While director Linklater’s style wasn’t to every critic’s taste, the Keanu Reeves-starring dystopian tale is now regarded as one of the most faithful adaptations of K. Dick’s work.

3. Total Recall

Otherwise known as the movie with the four-boobed alien girl (google it, you pervert). Basking in the adulation of 1987’s Robocop, subversive Dutch director Paul Verhoeven teamed with the-then biggest movie star in the world for arguably Arnold Schwarzenegger’s most thoughtful and challenging work – the 1990 sci-fi release Total Recall.

Arnie stars as construction worker Doug Quaid, a seemingly average joe in 2084, who discovers that he’s actually a secret agent who’s had his memory erased. Sure, Recall is a little preposterous (forget the Mars colony stuff, how could an gruff construction worker bag a ridiculously hot circa-1990 Sharon Stone?), yet still holds up as a mind-bending action picture that encourages viewers to keep up.

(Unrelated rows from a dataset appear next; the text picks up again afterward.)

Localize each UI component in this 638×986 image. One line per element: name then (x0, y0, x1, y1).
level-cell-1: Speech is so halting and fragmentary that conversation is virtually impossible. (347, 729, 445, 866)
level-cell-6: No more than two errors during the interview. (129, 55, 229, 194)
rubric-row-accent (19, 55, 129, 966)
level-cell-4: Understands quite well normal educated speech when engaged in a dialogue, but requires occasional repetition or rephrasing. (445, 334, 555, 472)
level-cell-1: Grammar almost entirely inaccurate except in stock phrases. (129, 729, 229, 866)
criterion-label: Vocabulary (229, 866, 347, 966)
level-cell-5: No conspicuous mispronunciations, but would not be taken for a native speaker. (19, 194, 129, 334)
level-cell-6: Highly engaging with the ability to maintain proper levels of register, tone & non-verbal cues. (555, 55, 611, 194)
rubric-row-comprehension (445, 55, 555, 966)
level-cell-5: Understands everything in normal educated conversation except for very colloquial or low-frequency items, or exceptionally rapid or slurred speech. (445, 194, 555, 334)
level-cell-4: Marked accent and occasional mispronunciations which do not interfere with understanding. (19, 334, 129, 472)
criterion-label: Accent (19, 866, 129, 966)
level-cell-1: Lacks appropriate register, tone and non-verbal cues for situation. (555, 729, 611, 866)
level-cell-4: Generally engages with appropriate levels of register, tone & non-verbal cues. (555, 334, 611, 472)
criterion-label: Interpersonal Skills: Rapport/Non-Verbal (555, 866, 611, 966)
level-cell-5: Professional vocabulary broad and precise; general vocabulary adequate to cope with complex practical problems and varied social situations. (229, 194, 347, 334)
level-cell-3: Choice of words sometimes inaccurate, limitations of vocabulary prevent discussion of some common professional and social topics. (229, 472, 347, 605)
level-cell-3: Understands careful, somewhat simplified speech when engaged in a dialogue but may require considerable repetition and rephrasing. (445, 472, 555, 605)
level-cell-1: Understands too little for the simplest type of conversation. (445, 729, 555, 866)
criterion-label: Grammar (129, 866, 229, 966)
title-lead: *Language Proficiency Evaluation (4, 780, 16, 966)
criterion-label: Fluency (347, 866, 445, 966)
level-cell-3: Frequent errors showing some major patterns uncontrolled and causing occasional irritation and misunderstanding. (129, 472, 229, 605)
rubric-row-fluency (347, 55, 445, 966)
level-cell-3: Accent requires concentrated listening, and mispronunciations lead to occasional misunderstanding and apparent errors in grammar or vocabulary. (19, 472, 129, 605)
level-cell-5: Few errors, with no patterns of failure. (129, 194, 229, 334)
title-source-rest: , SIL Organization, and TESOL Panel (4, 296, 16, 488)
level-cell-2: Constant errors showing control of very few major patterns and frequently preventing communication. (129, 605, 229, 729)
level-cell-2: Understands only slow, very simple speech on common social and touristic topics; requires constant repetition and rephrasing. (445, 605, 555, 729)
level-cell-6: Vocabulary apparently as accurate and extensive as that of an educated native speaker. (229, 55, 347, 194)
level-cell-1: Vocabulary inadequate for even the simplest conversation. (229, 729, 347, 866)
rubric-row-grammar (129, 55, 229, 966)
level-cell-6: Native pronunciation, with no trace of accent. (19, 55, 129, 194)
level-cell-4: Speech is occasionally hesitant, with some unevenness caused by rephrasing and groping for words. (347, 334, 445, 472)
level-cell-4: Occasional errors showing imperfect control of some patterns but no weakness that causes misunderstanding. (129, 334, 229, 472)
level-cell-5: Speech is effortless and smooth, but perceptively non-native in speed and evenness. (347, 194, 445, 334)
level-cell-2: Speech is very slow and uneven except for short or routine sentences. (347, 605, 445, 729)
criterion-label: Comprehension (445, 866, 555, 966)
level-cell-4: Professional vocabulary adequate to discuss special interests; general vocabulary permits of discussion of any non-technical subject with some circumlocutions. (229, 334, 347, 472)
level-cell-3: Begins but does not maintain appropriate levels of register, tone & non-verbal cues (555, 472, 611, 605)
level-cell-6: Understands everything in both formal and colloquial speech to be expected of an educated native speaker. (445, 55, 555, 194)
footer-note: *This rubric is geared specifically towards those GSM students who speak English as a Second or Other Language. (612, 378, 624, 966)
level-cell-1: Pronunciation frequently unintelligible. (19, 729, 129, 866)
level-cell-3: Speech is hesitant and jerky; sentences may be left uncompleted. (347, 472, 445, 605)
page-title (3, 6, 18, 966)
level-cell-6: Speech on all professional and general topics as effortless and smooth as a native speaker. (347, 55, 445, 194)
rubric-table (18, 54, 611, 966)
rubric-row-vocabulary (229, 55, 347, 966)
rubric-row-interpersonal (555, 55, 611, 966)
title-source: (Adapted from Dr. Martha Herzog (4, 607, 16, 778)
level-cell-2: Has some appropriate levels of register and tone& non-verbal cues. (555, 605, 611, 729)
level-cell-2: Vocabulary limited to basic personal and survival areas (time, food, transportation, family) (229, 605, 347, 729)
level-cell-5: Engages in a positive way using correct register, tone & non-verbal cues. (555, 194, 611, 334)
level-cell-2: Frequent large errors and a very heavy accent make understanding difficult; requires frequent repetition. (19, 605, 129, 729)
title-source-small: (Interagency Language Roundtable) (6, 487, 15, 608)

As you’d expect, the original 1966 short story, We Can Remember It For You Wholesale, lacks the ambiguity and wall-to-wall action scenes of Verhoeven’s adaptation, which could be a relief for certain readers. Recall is set to return to the silver screen next year, with Colin Farrell taking the reins of a Len Wiseman (Die Hard 4.0) remake.

2. Minority Report

Tom Cruise and Samantha Morton literally go head-to-head

One of the most underrated sci-fi releases of the last ten years, Minority Report challenges the very nature of crime, free will and the correct procedure for collecting replacement eyeballs from a fridge.

The hook behind Minority Report is ingenious – Tom Cruise’s ‘PreCrime’ unit stop crimes before they take place in 2054 Washington D.C. With startling and increasingly accurate visions of the future (gesture-based technology, targeted electronic advertising), Spielberg’s 2002 take on K.Dick’s 1956 short story is vastly different from its source material (no space colonies in the movie version), and arguably for the better.

1. Blade Runner

Set in 2019, Ridley Scott’s iconic Blade Runner followers Harrison Ford as Rick Dekard, a retired member of a police officer corps called ‘blade runners ‘ as he hunts down replicants, engineered organic robots, on Earth. A sci-fi epic that has produced numerous alternative cuts, Blade Runner was originally a box office bust in 1982, but gradually garnered a huge following post-release.

For a sci-fi movie released in 1982, Harrison Ford’s fashion choices hold up pretty well

For a work that debates the very nature of being human, K.Dick couldn’t have picked an odder or more brilliant title for the 1968 novel that inspired director Scott – Do Androids Dream of Electric Sheep?. Perhaps hoping Blade Runner fans wouldn’t notice, post-1982 editions of the novel were given the film title instead – saving a lot of hassle but obviously creating a much less entertaining book cover, we’re sure you’ll agree.